Ésa era en verdad una pregunta clave, porque lo cierto era que cuanto habían obtenido era un puñado de piedrecitas que no compensaban los gastos del viaje ni bastaban para pagar cinco pasajes hasta Ciudad Bolívar el día en que el «Fiscal de Minas» decidiera abrir una pista de aterrizaje.
— Seguir río abajo en «bongó» no es cosa fácil — señaló al fin el húngaro —. El Curutú es aún relativamente tranquilo, pero en cuanto desemboquemos en el Paragua tropezaremos con raudales y chorreras.
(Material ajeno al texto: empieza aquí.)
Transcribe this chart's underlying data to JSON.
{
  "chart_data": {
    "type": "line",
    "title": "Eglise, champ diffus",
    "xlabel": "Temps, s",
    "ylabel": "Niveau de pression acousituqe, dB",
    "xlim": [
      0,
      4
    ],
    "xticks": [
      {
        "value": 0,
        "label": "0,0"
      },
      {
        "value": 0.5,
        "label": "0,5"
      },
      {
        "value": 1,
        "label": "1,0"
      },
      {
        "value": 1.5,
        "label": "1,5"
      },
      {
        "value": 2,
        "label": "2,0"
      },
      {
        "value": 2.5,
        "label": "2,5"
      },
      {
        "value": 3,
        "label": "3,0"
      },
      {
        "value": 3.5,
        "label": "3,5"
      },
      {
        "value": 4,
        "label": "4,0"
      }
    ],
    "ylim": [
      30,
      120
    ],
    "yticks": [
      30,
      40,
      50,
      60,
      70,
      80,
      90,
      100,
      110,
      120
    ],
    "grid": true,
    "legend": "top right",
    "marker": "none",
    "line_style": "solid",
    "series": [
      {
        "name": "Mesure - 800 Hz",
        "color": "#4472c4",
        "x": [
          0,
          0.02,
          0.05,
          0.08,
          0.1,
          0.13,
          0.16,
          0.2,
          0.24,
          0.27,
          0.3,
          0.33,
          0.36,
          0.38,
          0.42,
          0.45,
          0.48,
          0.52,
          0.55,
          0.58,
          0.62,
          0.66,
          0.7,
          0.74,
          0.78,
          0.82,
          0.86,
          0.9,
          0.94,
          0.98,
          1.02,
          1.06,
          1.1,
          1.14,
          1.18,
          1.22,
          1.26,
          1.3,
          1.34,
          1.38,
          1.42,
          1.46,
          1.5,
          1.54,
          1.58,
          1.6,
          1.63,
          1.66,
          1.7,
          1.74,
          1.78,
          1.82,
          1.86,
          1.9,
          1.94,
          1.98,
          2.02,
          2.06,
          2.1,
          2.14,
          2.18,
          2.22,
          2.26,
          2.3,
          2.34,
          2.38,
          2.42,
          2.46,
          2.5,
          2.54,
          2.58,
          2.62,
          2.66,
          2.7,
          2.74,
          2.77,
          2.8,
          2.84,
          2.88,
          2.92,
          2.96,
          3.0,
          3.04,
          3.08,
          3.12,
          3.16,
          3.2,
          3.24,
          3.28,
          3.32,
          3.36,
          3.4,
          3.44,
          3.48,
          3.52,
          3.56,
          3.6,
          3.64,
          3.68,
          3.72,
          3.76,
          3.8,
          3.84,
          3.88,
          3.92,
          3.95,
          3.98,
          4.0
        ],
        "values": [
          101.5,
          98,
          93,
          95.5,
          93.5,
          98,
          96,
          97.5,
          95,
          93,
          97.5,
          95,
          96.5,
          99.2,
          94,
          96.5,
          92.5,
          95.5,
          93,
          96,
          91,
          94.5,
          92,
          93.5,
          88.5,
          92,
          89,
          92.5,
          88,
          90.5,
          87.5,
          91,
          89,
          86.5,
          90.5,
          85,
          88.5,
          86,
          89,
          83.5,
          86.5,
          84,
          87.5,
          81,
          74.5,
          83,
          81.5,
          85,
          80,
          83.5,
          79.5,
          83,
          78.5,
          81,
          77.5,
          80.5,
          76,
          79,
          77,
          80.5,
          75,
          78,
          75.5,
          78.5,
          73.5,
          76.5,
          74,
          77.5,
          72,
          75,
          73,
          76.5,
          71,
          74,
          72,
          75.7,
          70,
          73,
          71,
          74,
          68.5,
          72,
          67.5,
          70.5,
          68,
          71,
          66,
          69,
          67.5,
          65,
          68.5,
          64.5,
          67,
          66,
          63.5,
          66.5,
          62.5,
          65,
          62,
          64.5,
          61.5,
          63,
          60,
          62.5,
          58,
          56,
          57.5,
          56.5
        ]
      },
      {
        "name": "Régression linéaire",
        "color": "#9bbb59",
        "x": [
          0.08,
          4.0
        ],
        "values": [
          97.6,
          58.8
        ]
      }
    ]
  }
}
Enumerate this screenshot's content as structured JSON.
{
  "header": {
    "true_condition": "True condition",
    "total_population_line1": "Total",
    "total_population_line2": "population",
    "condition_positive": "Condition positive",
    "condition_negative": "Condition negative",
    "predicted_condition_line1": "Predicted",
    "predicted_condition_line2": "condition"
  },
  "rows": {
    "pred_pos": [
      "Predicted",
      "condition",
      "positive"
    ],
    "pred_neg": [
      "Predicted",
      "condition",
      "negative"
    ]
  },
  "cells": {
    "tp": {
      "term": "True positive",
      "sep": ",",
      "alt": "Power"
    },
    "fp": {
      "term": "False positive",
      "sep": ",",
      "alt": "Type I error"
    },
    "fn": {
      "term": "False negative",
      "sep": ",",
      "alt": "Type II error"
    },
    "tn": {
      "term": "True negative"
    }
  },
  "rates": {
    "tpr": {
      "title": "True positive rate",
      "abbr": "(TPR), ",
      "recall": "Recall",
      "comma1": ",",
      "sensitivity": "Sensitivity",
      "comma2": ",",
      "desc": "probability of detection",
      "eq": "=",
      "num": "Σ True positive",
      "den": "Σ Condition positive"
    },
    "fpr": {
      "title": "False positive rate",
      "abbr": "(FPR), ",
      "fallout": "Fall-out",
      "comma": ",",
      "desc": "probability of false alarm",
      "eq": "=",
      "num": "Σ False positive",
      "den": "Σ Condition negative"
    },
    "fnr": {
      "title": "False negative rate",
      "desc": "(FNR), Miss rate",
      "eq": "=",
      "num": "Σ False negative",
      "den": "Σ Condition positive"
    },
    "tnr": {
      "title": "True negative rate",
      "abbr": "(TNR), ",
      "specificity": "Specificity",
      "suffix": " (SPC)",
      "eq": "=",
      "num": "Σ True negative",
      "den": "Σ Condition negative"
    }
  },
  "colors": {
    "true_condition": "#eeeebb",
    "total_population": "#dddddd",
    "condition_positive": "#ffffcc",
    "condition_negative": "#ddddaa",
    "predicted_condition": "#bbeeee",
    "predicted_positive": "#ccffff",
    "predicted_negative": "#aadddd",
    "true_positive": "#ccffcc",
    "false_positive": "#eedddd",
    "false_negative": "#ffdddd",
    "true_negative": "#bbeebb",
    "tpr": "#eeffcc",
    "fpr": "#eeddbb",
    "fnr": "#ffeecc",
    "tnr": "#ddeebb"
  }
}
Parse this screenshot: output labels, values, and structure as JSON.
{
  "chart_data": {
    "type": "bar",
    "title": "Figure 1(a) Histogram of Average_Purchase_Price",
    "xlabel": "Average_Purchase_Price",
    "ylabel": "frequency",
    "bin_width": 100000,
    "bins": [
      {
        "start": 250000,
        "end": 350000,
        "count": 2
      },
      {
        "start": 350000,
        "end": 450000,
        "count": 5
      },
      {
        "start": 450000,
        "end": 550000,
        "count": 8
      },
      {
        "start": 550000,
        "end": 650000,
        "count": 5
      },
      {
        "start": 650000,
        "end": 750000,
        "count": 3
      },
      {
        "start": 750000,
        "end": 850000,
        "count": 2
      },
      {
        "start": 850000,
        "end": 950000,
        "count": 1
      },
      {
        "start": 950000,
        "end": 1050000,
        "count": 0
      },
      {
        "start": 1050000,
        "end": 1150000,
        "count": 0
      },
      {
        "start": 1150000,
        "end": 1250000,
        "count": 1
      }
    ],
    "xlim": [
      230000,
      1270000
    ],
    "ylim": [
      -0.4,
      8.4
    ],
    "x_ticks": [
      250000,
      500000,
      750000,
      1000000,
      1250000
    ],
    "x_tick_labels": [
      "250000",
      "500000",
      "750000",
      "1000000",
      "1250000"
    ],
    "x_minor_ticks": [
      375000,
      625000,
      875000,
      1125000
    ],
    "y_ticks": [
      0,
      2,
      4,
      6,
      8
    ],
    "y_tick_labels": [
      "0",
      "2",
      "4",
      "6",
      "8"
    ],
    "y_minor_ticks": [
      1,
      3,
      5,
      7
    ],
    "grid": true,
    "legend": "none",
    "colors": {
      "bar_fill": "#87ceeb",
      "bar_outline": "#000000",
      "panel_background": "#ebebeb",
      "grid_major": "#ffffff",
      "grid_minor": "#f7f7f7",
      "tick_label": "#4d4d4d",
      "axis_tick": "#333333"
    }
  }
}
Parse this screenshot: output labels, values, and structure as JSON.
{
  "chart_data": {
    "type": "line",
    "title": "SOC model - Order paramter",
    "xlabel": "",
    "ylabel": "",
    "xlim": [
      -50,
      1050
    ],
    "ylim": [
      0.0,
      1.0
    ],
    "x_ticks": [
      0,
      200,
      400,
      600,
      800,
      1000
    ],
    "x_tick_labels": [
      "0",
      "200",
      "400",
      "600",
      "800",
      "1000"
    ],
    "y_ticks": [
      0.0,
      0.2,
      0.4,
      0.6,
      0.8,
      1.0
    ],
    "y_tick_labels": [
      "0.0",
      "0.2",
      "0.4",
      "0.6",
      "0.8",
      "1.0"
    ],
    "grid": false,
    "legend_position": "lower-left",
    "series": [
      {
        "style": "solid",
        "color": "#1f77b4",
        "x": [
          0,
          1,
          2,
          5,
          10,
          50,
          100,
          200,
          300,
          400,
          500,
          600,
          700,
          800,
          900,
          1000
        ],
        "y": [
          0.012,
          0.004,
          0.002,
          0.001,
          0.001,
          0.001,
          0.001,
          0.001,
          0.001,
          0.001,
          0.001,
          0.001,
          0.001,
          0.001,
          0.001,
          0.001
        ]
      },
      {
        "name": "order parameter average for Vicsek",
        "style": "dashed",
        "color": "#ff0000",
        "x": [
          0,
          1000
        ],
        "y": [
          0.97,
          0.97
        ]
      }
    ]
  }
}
Necesitaríamos una buena curiara.
— Podemos regresar por donde vinimos.
— ¿Sin «bastimento»? — se asombró Zoltan Karrás —. No nos quedan provisiones ni para tres días, y no confío en la caza. Somos demasiados.
— No tiene por qué preocuparse por nosotros — le hizo notar Sebastián —. Nos arreglaremos solos.
Pero les constaba que no sabrían arreglárselas solos, y aquélla fue por tanto una amarga noche de dudas que únicamente se despejaron al amanecer, cuando Yáiza abrió los ojos y descubrió, acuclillado frente a ella, al hermoso «guaica» del inmenso arco.
— Sé donde hay más diamantes — dijo —. Muchos diamantes. Puedo llevarte hasta ellos y no habrá nada que te impida cogerlos.
Le observó con fijeza:
— ¿Por qué lo harías? — inquirió desconfiada.
— Porque eres «Camajay-Minaré» y todo lo que existe en estas tierras te pertenece.